Dopamine itself, she noted, is a fairly dangerous transmitter to have hanging around. Its metabolites can cause oxidative damage. For that reason, problems with the vesicles usually used to sequester it can cause Parkinson's; and misfolded alpha-synuclein both disrupts vesicular trafficking and interacts with mitochondria.
Despite her work on disease proteins, Lindquist remains at heart a basic researcher. In fact, she said she believes that prion proteins are an example of how nature can take advantage of protein misfolding. "Misfolding can also have beneficial effects," she said. "And that is where the prion story takes off."
In their research on prion proteins, Lindquist and her team found that yeast has a highly conserved protein that can serve as a prion, that is, a protein that first folds in a different way than normal and then induces its brethren to fold the same way in a domino effect. Prion proteins are best known because they can cause disease. But Lindquist noted they are highly conserved and appear to have useful roles at times.

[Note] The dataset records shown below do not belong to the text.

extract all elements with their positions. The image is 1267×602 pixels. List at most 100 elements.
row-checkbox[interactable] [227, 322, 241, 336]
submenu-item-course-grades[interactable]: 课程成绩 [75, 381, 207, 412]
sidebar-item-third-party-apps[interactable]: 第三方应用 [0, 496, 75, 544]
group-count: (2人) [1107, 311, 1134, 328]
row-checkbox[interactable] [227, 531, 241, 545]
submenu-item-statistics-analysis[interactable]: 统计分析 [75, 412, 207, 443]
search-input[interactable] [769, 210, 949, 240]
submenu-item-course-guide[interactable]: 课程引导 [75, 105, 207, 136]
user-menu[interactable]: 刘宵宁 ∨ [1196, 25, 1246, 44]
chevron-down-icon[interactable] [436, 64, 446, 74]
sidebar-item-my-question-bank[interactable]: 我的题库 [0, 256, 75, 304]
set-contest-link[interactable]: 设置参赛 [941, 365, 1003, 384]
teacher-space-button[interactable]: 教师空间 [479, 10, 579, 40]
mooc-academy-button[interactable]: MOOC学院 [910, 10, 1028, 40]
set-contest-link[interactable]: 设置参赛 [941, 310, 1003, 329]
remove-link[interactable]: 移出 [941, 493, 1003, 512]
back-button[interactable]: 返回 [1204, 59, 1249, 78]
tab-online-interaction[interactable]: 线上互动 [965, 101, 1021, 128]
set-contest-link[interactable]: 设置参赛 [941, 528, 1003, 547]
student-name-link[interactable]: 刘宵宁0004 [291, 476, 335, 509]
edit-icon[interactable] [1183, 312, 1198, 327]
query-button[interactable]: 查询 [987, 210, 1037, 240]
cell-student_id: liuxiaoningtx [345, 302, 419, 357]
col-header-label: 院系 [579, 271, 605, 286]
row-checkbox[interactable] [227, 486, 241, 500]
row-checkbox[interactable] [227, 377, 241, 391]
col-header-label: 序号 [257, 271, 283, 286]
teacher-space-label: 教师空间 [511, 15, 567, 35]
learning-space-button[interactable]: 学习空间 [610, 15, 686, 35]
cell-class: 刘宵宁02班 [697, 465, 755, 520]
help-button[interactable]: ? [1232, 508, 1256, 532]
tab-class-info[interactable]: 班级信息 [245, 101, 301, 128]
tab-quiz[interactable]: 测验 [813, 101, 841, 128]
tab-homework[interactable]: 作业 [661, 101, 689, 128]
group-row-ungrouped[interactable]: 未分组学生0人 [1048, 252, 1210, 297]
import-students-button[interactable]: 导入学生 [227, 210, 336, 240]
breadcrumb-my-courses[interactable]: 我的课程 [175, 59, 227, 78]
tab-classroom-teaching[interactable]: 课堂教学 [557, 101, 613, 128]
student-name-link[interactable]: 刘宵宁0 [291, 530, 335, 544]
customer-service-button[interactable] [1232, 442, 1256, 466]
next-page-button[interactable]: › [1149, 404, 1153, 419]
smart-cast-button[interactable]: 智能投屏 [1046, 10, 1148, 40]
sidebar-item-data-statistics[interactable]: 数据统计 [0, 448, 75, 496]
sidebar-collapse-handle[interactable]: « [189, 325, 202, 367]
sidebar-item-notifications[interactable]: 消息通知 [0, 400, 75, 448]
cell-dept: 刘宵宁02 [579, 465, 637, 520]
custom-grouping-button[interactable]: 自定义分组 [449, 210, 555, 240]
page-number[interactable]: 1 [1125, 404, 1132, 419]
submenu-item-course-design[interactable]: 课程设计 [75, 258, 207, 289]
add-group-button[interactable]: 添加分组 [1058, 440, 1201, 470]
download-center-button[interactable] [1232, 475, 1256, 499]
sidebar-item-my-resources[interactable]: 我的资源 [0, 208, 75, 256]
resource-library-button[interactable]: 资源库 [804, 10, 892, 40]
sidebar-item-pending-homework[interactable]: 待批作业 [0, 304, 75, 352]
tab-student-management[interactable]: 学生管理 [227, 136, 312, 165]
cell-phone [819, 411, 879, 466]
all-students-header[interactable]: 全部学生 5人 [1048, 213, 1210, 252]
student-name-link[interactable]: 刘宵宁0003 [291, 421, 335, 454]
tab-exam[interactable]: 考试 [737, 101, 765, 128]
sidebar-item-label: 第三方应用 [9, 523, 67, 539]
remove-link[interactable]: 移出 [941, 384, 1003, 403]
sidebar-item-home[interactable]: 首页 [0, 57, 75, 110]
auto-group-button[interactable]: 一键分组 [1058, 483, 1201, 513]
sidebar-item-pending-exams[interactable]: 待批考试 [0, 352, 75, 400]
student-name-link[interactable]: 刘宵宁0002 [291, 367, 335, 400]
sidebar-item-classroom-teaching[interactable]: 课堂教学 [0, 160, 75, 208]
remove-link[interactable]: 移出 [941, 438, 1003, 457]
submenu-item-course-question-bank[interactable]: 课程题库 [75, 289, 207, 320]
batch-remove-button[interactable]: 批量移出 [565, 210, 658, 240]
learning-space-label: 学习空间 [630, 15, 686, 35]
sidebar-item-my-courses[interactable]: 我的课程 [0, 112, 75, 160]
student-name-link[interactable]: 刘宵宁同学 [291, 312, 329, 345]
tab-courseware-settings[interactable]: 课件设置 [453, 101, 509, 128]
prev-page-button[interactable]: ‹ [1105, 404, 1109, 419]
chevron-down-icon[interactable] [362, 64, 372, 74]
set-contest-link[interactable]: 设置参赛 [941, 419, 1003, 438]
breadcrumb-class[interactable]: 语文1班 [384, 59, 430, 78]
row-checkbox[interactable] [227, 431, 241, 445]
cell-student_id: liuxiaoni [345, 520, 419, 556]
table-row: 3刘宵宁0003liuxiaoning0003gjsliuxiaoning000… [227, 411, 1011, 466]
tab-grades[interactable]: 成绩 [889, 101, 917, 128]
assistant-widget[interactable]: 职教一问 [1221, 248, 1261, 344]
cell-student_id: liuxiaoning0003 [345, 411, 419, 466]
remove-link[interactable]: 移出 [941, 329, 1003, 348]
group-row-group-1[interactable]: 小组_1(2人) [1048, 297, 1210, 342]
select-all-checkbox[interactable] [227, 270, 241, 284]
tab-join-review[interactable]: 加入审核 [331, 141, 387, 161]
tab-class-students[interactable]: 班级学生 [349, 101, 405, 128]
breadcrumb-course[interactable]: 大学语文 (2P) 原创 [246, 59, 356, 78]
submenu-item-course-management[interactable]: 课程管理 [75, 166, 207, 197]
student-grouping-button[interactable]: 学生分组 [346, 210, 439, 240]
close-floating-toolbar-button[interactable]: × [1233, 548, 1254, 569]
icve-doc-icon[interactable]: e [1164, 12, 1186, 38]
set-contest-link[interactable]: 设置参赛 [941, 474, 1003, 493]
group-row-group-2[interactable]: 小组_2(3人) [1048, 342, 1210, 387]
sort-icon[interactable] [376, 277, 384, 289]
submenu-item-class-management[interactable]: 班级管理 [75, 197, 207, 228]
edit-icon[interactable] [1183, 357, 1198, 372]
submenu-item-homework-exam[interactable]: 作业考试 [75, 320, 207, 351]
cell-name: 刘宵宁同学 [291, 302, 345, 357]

In the case of yeast, one such protein can allow the yeast to read through stop codons, allowing it to access parts of its genome that are not normally transcribed under conditions of stress. That, in turn, may be able to help it make proteins that can help it survive a crisis period: Lindquist said that antibiotic resistance are among the traits that can result. Prions are "a new mechanism of phenotypic plasticity," she said.
Lindquist freely acknowledged that yeast is a limited model system. "Obviously, there are whole realms and universes that we can't begin to touch in yeast," she said. But for those realms that yeast can touch, it can provide "a fast conduit for testable hypotheses, testable genes and testable compounds" that can be moved to more complex systems if they show promise in yeast, and quickly discarded if they don't.
Lindquist is hoping that some of those testable compounds eventually will hit the marketplace, but said that "drug development is not something I want to do in my laboratory." Instead, she founded the biotechnology company FoldRx, which, according to the company website, focuses on "the discovery and development of first-in-class disease modifying drug therapies for diseases of protein misfolding."
Lindquist told the audience that as co-founder of FoldRx, "I stand to benefit," from the development of such therapies. "But," she added, "I hope that other people will stand to benefit far more profoundly."
As of Monday afternoon, attendance at the 2007 annual meeting was 31,711. The conference ended today.